Now that I did, I'm a bit shocked, we're going to use about 1E26 Joule of
total energy. With that energy you can give a mass similar to Earth a
velocity of a few meters per second.

>5 Probably the smallest effect, the amount of dust may not be that much
>compared to the power that is needed. The beam itself will push away a
>lot of the dust so that the path is "smoothed" a bit.
>	Probably true, however, has anyone considered the effects of
>erosion on the sail by dust, etc. when the vehicle reaches an appreciable
>fraction of c?  If enough damage is done to the sail, it may well suffer
>a catastrophic failure, i.e., a large portion breaking off.

Well, we know little about this subject. in fact so far we have not found a
really satisfying solution for shielding. We have some solutions, but they
are either crude or speculative.

>12b It would be preferable that the sail is at the Earth-side of the
>ship, this way the ship itself is not "shined" upon (and not heated).
>This also means the sail needs to push the starship which may be more
>difficult than the pull (parachute) method.
>	Here we run into the problems of tension vs. compression members.
> Example, take a short length of wire, does'nt matter how long.  Hang it
>up and add weight to the free end.  This is tension, or pulling, stress.
>Now stand the wire on end and add weight to the top.  This is
>compressive, or pushing stress.  Try it if you like, but you can probably
>guess that the wire in compression will fail with less weight than the
>wire in tension.  The end result is that compression members, like you're
>proposing, will be heavier than tension members needed to handle the same
>mass of vehicle.

True, the parachute design would likely be easier and lighter. The mean
reason for pointing out the above problem was that you'd realize that we
needed some extra shielding.

>18 Either the beaming station is build on a heavy soil (a moon/big
>asteroid) or it 'shines' also in the opposite direction of the target
>	Actually, since the mass of the beaming station won't be
>negligible, simply placing positioning thrusters on it and using them
>occasionally should keep the station in position. Why spend energy, hard
>enough to come by anyway, beaming in another direction.

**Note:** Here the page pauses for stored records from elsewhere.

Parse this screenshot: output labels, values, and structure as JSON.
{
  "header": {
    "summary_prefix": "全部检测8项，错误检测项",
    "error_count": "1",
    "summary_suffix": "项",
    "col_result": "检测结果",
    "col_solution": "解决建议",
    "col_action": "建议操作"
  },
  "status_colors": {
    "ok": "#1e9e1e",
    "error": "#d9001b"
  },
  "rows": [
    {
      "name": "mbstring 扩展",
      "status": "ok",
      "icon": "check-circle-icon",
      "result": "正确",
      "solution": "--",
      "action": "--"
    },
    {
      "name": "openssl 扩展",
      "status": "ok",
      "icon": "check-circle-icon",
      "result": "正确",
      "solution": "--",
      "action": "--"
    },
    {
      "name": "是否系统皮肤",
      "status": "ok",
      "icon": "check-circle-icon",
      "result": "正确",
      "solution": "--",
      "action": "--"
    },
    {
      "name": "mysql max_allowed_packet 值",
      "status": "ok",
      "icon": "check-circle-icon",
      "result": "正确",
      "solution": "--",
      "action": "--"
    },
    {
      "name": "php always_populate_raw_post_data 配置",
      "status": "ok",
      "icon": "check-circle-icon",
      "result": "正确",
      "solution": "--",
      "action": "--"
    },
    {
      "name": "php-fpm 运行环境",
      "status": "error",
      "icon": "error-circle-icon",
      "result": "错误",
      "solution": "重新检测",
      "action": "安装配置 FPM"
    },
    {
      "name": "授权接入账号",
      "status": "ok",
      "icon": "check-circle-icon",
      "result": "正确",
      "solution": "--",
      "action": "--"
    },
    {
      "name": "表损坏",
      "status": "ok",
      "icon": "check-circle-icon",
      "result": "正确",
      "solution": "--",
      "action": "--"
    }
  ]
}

I'm not completely about what your question is.
- Like with question 2a, I never before did a calculation to figure out what
the effect of 1E26 Joule on a large body would be. It seems I've to change this.
- Thrusters use mass, which indeed is more efficient than photons in making
momentum. However to keep the design more simple I suggest to use lasers only.
- If we like to keep the beaming station within our solar system, we need to
build it on a large mass or we need to retro-beam it.